Por Francisco Nery Júnior
A minha segunda cirurgia para fechamento de uma hérnia me fez estar longe de Paulo Afonso por quarenta dias. Confinado em um apartamento, procurando seguir os procedimentos de resguardo e evitar os excessos, os livros foram a minha tábua de salvação. Creio ter afirmado em crônica anterior que a dor nos impulsiona para a frente. Podemos estender o sentido de dor para dificuldade, perseguição, decepção, desafio e outros vocábulos ao gosto do leitor. Foi o caso do meu confinamento. Li cerca de quatro novos livros durante o meu confinamento e creio ter acumulado um pouco mais de experiência, senão sabedoria.
O programa de assistência aos pobres, miseráveis e desvalidos do Brasil voltou a ser chamado de Bolsa Família. Discutido e analisado, suscita alguns senões para alguns. Os senões que acabamos de grafar representam, para mim, a certeza que ninguém é contra um programa que procura prover àqueles desvalidos um mínimo para a sua sobrevivência.
Não é coisa nova no Brasil. Poderíamos alegar a conhecida e citada Petição de Miséria bem lá pra trás. Ainda no final do século passado, Antônio Carlos Magalhães já falava em um programa de auxílio para os pobres. Para não citarmos a distribuição de trigo para os pobres de Roma. Carece assisti-los. Mesmo que seja com o objetivo de sobrevivência. Maria Antonieta e Luís XVI fizeram ouvidos moucos e perderam a cabeça inteira.
Li um bocado em Salvador.
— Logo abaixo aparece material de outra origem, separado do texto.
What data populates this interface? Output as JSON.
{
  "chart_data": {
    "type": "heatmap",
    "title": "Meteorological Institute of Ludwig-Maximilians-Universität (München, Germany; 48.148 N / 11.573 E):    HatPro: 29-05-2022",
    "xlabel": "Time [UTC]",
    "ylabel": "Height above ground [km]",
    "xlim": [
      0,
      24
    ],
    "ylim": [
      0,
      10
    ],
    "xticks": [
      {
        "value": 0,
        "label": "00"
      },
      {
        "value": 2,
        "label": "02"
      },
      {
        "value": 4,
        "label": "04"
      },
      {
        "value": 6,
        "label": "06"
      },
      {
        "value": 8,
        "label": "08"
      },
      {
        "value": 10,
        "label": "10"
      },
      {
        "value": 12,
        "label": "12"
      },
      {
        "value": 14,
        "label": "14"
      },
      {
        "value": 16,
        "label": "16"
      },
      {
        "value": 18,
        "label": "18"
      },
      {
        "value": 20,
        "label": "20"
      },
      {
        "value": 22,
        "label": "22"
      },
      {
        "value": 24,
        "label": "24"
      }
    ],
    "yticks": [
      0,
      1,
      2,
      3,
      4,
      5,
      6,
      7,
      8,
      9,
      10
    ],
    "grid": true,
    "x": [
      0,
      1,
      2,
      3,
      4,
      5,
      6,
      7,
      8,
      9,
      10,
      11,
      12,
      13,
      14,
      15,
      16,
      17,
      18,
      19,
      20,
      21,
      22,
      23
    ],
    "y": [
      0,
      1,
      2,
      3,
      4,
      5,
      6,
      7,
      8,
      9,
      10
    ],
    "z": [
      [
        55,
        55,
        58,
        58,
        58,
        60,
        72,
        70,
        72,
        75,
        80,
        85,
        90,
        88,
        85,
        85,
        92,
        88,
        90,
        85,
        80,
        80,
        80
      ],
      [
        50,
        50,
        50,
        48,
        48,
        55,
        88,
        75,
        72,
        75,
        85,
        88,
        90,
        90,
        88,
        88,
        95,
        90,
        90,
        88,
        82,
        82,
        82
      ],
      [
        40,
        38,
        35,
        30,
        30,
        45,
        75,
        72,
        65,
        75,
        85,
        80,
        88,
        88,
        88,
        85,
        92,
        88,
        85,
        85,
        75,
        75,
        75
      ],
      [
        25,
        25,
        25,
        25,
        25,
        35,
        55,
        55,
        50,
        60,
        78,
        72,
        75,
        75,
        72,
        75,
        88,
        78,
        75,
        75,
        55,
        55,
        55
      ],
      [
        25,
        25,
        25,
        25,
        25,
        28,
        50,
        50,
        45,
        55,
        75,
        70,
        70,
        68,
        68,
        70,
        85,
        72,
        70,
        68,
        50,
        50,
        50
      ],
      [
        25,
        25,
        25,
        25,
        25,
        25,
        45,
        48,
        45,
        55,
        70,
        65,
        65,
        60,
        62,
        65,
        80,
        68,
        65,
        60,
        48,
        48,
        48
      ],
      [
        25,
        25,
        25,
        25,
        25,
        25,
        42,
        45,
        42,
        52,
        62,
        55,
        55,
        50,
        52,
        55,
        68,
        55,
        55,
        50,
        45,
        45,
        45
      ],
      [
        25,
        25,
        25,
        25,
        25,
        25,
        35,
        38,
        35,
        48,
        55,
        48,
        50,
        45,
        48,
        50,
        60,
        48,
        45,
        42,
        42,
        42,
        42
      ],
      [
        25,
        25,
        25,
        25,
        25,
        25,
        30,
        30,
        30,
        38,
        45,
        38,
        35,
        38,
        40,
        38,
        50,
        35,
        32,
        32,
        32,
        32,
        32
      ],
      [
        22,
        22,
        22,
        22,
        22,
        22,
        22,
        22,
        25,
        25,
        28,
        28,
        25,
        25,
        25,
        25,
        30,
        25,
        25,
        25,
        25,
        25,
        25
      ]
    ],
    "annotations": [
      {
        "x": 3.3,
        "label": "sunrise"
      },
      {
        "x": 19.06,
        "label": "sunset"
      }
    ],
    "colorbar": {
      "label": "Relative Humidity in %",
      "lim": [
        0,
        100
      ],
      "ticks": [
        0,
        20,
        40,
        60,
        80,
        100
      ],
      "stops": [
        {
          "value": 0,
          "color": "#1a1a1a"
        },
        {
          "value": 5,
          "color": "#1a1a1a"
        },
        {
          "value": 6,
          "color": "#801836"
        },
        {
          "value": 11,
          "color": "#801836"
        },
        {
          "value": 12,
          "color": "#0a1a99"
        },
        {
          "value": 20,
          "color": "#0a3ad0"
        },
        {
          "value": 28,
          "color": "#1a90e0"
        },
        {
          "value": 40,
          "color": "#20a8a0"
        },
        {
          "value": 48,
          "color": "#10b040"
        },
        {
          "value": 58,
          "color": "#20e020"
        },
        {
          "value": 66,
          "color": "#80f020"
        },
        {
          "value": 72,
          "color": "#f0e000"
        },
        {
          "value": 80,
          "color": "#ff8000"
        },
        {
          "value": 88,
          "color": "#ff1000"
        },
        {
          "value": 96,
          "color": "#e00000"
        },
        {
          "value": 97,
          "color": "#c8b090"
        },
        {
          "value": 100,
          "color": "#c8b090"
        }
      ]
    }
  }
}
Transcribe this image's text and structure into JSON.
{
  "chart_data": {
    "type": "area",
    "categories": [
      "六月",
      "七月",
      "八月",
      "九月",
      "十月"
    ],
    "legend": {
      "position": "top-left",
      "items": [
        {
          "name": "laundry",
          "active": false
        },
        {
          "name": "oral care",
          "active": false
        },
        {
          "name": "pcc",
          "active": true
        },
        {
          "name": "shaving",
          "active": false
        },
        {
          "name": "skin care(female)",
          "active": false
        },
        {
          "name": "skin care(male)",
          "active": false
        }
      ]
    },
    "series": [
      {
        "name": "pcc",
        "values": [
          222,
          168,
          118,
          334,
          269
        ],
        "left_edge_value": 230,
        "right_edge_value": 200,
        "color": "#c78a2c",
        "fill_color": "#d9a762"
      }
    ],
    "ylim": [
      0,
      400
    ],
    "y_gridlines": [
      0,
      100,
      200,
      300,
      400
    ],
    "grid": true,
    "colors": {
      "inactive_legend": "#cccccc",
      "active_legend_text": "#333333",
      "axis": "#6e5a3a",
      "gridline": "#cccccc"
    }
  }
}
E passo para o leitor – e isto não significa um dos senões a que já nos referimos – o final da crônica Natal de Severino de Jesus de Rubem Braga datada de 1958, há, portanto, sessenta e cinco anos. Ela está em Crônicas Escolhidas, uma coletânea do autor, seleção e prefácio de Gustavo Henrique Tuna:
“É impossível socorrer o menor abandonado, pois se assim se fizer, ele deixará de ser abandonado. E se não houver menores abandonados, várias senhoras beneficentes ficarão sem ter o que fazer. E vários senhores que falam na televisão sobre o problema dos menores abandonados não terão o que dizer. E esta minha crônica de Natal não terá nenhuma razão de ser.”
Muito menos a minha, se o Brasil, com todo o seu potencial, se desenvolver e todos tiverem as condições necessárias para o seu sustento, com dignidade e sem favores.